When: Friday through March 9 Where: Music Box Theatre, 3733 N. Southport Tickets: $8.25-$9.25 Call: (773) 871-6604

Samurai movies are a genre like the Western, often used to take a deep look at the society that produces them. They're not to be confused with routine martial arts or action thrillers, and that will be obvious starting Friday, as the Music Box showcases nine of the greatest samurai movies ever made. Many of them will screen in newly restored prints.

Consider Masaki Kobayashi's "Samurai Rebellion," which plays Friday and Saturday on a double feature with Kihachi Okamoto's "Kill!" A movie named "Samurai Rebellion" might sound like the last place you'd look for a film about the emergence of feminism and individuality in medieval Japan, but look again. When the lord of the district forces a family to accept his mistress as a bride, and then decides he wants her back again, both the woman and the family refuse to be obedient.

On Sunday and Monday, the double feature will be Kobayashi's "Harakiri" and Kihachi Okamoto's "Sword of Doom." On Tuesday, Hideo Gosha's "Three Outlaw Samurai" and Horoshi Inagaki's "Samurai Saga."

On Wednesday, Akira Kurosawa's "Yojimbo" and "Hidden Fortress." And next Thursday, the greatest of them all, Kurosawa's "The Seven Samurai."

I wrote a "Great Movie" review of "Samurai Rebellion," describing it as "a film of grace, beauty and fierce ethical debate, the story of a decision in favor of romance and against the samurai code."

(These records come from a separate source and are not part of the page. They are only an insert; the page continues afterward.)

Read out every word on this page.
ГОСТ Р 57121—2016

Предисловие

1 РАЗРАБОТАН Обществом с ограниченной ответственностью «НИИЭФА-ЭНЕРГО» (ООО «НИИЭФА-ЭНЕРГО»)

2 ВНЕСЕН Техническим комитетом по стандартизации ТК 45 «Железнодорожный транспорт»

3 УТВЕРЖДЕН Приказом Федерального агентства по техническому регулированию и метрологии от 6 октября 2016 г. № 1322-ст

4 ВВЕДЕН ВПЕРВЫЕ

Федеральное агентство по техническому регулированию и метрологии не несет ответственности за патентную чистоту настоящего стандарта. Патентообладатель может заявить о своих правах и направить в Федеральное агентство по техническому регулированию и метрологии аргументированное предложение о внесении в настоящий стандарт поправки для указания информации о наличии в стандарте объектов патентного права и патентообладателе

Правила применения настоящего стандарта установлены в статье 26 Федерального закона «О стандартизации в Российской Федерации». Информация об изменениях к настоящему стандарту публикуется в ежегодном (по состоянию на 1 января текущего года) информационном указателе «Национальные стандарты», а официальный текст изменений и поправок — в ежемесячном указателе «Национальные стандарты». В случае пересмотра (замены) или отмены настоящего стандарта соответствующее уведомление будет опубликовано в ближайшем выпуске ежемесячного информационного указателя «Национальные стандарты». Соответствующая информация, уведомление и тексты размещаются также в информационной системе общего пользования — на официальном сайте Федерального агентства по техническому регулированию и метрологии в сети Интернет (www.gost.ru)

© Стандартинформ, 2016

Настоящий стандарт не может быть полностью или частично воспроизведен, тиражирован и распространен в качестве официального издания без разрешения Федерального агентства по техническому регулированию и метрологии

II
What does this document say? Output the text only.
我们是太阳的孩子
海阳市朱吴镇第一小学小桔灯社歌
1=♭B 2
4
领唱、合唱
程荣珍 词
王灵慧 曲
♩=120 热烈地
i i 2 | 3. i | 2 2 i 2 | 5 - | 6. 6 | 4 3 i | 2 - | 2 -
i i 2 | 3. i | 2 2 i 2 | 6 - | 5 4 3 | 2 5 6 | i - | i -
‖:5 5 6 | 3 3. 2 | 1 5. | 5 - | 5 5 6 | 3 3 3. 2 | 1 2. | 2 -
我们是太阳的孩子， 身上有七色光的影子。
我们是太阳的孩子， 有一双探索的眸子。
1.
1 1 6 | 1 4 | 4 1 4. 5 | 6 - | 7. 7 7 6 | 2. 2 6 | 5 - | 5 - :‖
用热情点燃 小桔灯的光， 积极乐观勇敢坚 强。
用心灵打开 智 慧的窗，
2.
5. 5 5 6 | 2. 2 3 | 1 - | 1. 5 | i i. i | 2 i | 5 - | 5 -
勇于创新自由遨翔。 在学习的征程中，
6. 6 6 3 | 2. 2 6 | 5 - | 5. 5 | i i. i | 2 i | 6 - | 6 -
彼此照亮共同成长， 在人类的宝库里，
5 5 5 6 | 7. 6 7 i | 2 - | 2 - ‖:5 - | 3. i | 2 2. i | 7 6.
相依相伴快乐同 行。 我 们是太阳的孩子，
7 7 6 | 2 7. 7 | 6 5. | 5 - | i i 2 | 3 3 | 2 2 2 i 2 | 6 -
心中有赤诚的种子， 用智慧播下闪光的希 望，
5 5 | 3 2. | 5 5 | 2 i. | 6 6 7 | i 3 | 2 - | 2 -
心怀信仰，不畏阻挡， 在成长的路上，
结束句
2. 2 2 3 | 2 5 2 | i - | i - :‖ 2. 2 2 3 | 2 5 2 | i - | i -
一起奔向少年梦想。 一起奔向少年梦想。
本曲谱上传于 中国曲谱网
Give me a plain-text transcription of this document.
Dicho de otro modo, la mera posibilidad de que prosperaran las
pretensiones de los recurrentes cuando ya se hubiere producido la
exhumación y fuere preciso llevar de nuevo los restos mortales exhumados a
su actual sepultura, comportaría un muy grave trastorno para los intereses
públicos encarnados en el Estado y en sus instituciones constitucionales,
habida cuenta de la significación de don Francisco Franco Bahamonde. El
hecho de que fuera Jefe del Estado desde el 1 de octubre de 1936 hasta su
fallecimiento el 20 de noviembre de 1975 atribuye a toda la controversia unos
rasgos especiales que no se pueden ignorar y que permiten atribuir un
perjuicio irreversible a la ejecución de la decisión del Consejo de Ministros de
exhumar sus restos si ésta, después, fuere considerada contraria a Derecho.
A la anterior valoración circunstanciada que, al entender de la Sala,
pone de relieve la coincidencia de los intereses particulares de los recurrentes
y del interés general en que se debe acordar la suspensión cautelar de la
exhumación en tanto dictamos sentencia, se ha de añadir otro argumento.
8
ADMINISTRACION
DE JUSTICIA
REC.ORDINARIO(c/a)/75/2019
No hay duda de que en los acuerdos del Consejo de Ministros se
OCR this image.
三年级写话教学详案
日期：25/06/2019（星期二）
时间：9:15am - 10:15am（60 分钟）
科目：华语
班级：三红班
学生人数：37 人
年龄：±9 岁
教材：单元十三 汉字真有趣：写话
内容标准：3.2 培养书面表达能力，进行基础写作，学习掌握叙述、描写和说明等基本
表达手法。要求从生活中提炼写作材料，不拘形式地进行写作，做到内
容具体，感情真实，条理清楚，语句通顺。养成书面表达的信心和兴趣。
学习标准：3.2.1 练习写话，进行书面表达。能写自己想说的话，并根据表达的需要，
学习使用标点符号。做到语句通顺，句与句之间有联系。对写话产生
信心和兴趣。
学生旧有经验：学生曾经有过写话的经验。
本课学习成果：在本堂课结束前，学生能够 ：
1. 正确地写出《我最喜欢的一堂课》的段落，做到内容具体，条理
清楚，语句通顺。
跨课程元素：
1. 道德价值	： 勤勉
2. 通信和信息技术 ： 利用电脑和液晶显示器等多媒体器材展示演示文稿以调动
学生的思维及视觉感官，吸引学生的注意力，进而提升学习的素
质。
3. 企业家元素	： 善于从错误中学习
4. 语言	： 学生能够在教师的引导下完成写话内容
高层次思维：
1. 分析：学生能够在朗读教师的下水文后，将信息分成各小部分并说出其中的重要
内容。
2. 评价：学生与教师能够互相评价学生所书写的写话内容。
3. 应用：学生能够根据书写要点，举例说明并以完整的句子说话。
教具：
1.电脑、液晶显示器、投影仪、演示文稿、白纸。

That review is on rogerebert.com, along with my "Great Movie" reviews of "The Seven Samurai" ("not only a great film in its own right, but the source of a genre that would flow through the rest of the century") and "Yojimbo" ("Akira Kurosawa's most popular film in Japan ... a samurai aware that his time has passed and accepting with perfect equanimity whatever the new age has to offer").